Data: Variables & Observations

  • Data can be broken up into two parts.
    1. Observations
    2. Variables
  • If need be, re-type the command you used to View your data. Then answer the following:
    • How are our observations represented in our data?
    • What does the first column tell us about our observations?
    • How often did our first observation wear a seatbelt while riding in a car?

Uncovering our Data's Structure

  • Now that we've looked at our data, let's look at how RStudio is organized.
  • RStudio's main window is composed of four panes
  • Find the pane that has a tab titled Environment and click on the tab.
    • This pane contains a list of everything that's currently available for R to use.
    • Notice that R knows we have our cdc data loaded.
  • How many students are in our cdc data set?
  • How many variables were measured for each student?

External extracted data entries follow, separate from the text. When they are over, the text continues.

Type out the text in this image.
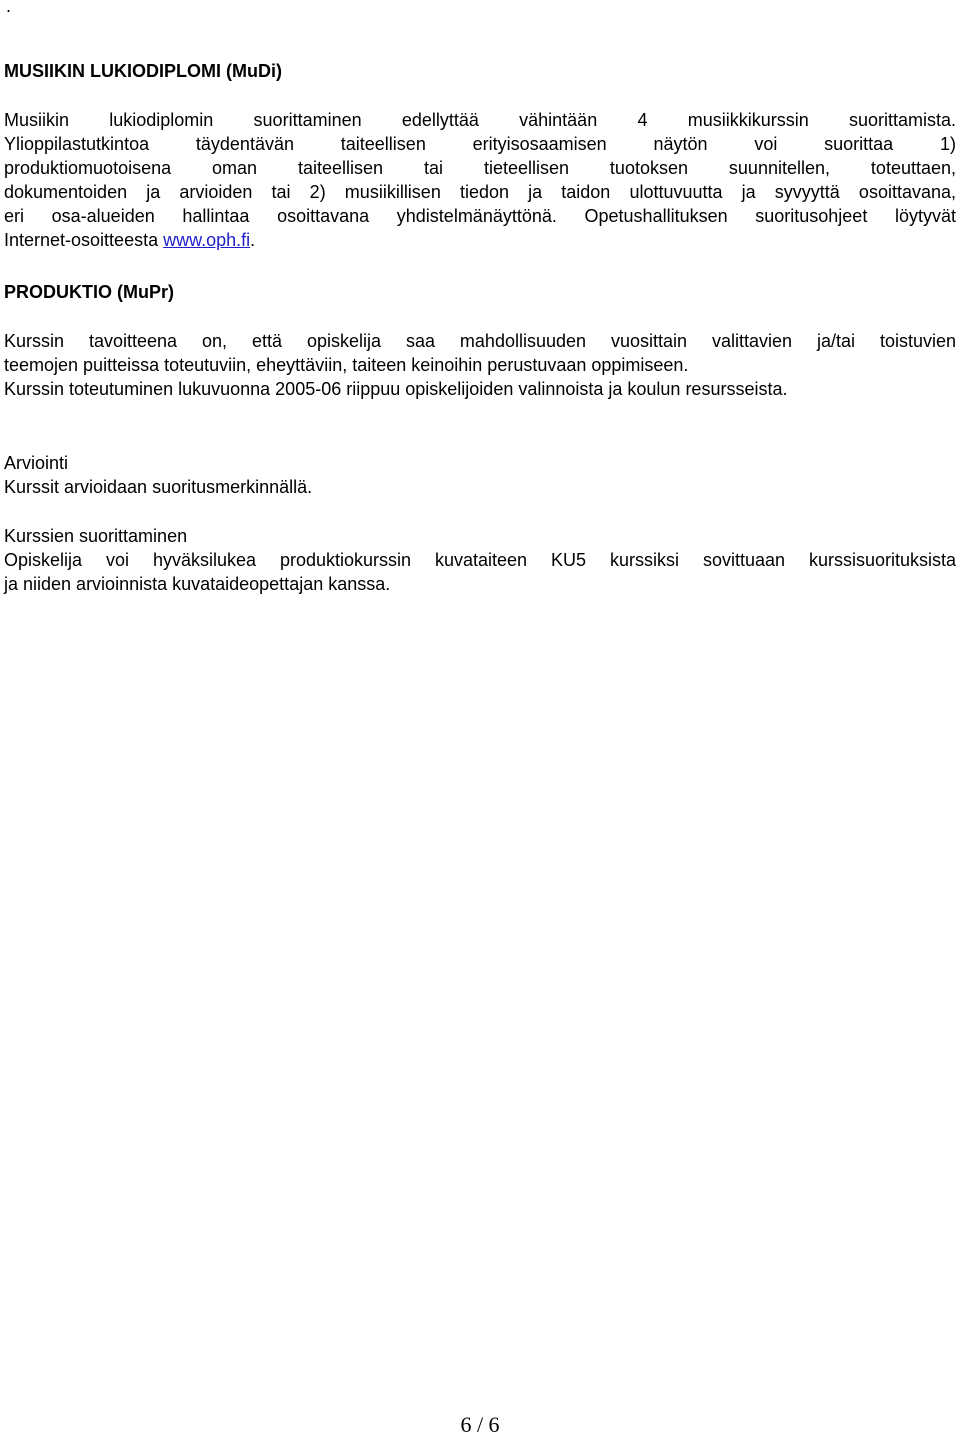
.
MUSIIKIN LUKIODIPLOMI (MuDi)
Musiikin lukiodiplomin suorittaminen edellyttää vähintään 4 musiikkikurssin suorittamista.
Ylioppilastutkintoa täydentävän taiteellisen erityisosaamisen näytön voi suorittaa 1)
produktiomuotoisena oman taiteellisen tai tieteellisen tuotoksen suunnitellen, toteuttaen,
dokumentoiden ja arvioiden tai 2) musiikillisen tiedon ja taidon ulottuvuutta ja syvyyttä osoittavana,
eri osa-alueiden hallintaa osoittavana yhdistelmänäyttönä. Opetushallituksen suoritusohjeet löytyvät
Internet-osoitteesta www.oph.fi.
PRODUKTIO (MuPr)
Kurssin tavoitteena on, että opiskelija saa mahdollisuuden vuosittain valittavien ja/tai toistuvien
teemojen puitteissa toteutuviin, eheyttäviin, taiteen keinoihin perustuvaan oppimiseen.
Kurssin toteutuminen lukuvuonna 2005-06 riippuu opiskelijoiden valinnoista ja koulun resursseista.
Arviointi
Kurssit arvioidaan suoritusmerkinnällä.
Kurssien suorittaminen
Opiskelija voi hyväksilukea produktiokurssin kuvataiteen KU5 kurssiksi sovittuaan kurssisuorituksista
ja niiden arvioinnista kuvataideopettajan kanssa.
6 / 6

Type the following commands into the console

dim(cdc)
nrow(cdc)
ncol(cdc)
names(cdc)
  • Which of these functions tell us the number of observations in our data?
  • Which of these functions tell us the number of variables?

First Steps

  • Typing commands into the console is your first step into the larger world of programming or coding (terms which are often used interchangeably).
  • Coding is all about learning how to send instructions to your computer.
    • We call the way we speak to the coding language, syntax.
  • Capitalization, spelling and punctuation are REALLY important.

Syntax matters

  • Run the following commands and write down what happens after each. Which does R understand?
Names(cdc)
NAMES(cdc)
names(cdc)
names(CDC)

R's most important syntax

function (y~x, data = ____ )

  • Search through the different panes. Find and then click on the Plots tab.
    • To get back to the slides, find and then click on the Viewer tab.

Syntax in action

function (y~x, data = ____ )

  • Which one of these plots would be useful for answering the question: Is it unusual for students in the CDC dataset to be taller than 1.8 meters?
histogram(~height, data = cdc)
bargraph(~drive_text, data = cdc)
xyplot(weight~height, data = cdc)
  • Do you think it's unusual for students in the data to be taller than 1.8 meters? Why or why not?

On your own:

  • After completing the lab, answer the following questions:
    • What is public health and do we collect data about it?
    • How do you think our data was collected? Does it include every high school aged student in the US?
    • How might the CDC use this data? Who else could benefit from using this data?
    • Write the code to visualize the distribution of weights of the students in the CDC data with a histogram. What is the typical weight?
    • Write the code to create a bargraph to visualize the distribution of how often students ate fruit. About how many students did not eat fruit over the previous 7 days?